Poi ci sono quelli come me, che osservano, che aspettano, che fumano. Un’altra sigaretta, mentre l’orologio segna le quattro e diciannove. Il posacenere dell’auto ne è ricolmo. Guardo oltre la carreggiata, il vicolo buio, quello sul retro del ristorante cinese. Distinguo appena le sagome di Chon e del suo scagnozzo… grembiuli e cappelli da cuochi. Aspettano le provviste.
Il ragazzo è appena stato assunto alla pasticceria all’angolo della strada. Ha solamente diciassette anni e dovrebbe andare a scuola, ma sono tempi difficili, e poi il padre è disoccupato da quasi due anni. Passeggia ad ampie falcate sul marciapiede opposto. Lo vedo approssimarsi al vicolo, quello di Chon. Che sia lui il piatto giorno? Meglio non farsi sorprendere…

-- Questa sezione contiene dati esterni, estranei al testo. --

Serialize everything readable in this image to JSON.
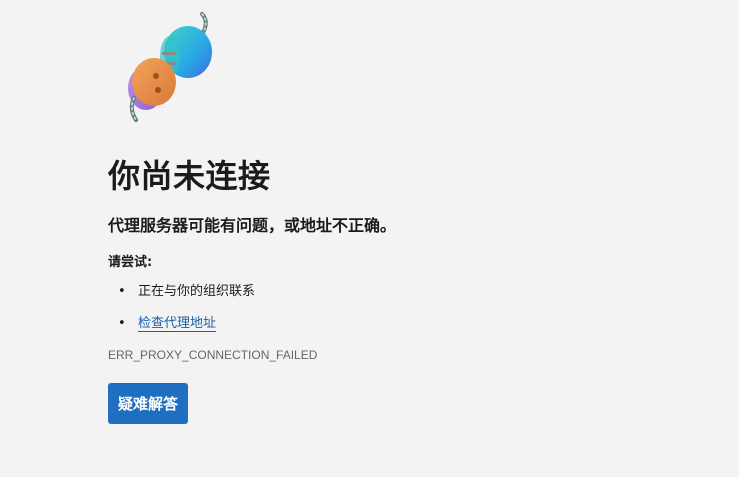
{
  "page": {
    "title": "你尚未连接",
    "subtitle": "代理服务器可能有问题，或地址不正确。",
    "try_label": "请尝试:",
    "suggestions": [
      {
        "text": "正在与你的组织联系",
        "is_link": false
      },
      {
        "text": "检查代理地址",
        "is_link": true
      }
    ],
    "error_code": "ERR_PROXY_CONNECTION_FAILED",
    "troubleshoot_button": "疑难解答"
  },
  "colors": {
    "accent": "#1f6fc0",
    "link": "#1a5ea6",
    "background": "#f3f3f3"
  },
  "icons": {
    "illustration": "disconnected-plug-illustration"
  }
}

Scendo dall’auto e divento un’ombra sgusciante che attraversa la strada, raggiungo il lato opposto e mi fermo dietro una vettura parcheggiata a ridosso del vicolo. Nessuno mi nota, e ringrazio la nebbia, sempre lei, sorella e puttana di questa assurda città. La città dormiente. La città sognate. La città in balia del suo prossimo incubo.
Il ragazzo è risucchiato dentro al vicolo con una rapidità impressionante. Faccio fatica a distinguere i movimenti, ma risaltano all’occhio le lame dei coltelli da cucina. Un urlo strozzato e tutto è finito. A questo punto entro in gioco io.
«Quanti involtini pensi di farci, Chon?»
L’automatica è ben in vista e punta direttamente alla faccia gialla del cuoco.
Il chinaman sbraita nella sua lingua, lo scagnozzo mi guarda con il terrore negli occhi, poi afferra la vittima e la trascina dentro le oscurità del vicolo.
«Quanto vuoi, sbillo meldoso?»
«Beh, per te farò un buon prezzo. Tre testoni e tengo la bocca chiusa.»
«Bastaldo!» impreca il cuoco. Poi estrae dalla tasca un mazzetto di banconote e me ne allunga sei di quelle grandi.
«É un piacere fare affari con te, chinaman!»
«Non posso dile attlettanto…» sbuffa lui.
Sto quasi per andarmene quando mi viene in mente di chiedergli una cosa.
«Com’è che lo cucini?»
«Con veldule miste e liso…»
«Buono… lasciamene da parte un piatto, mi raccomando!»
Ve lo dicevo che erano tempi difficili.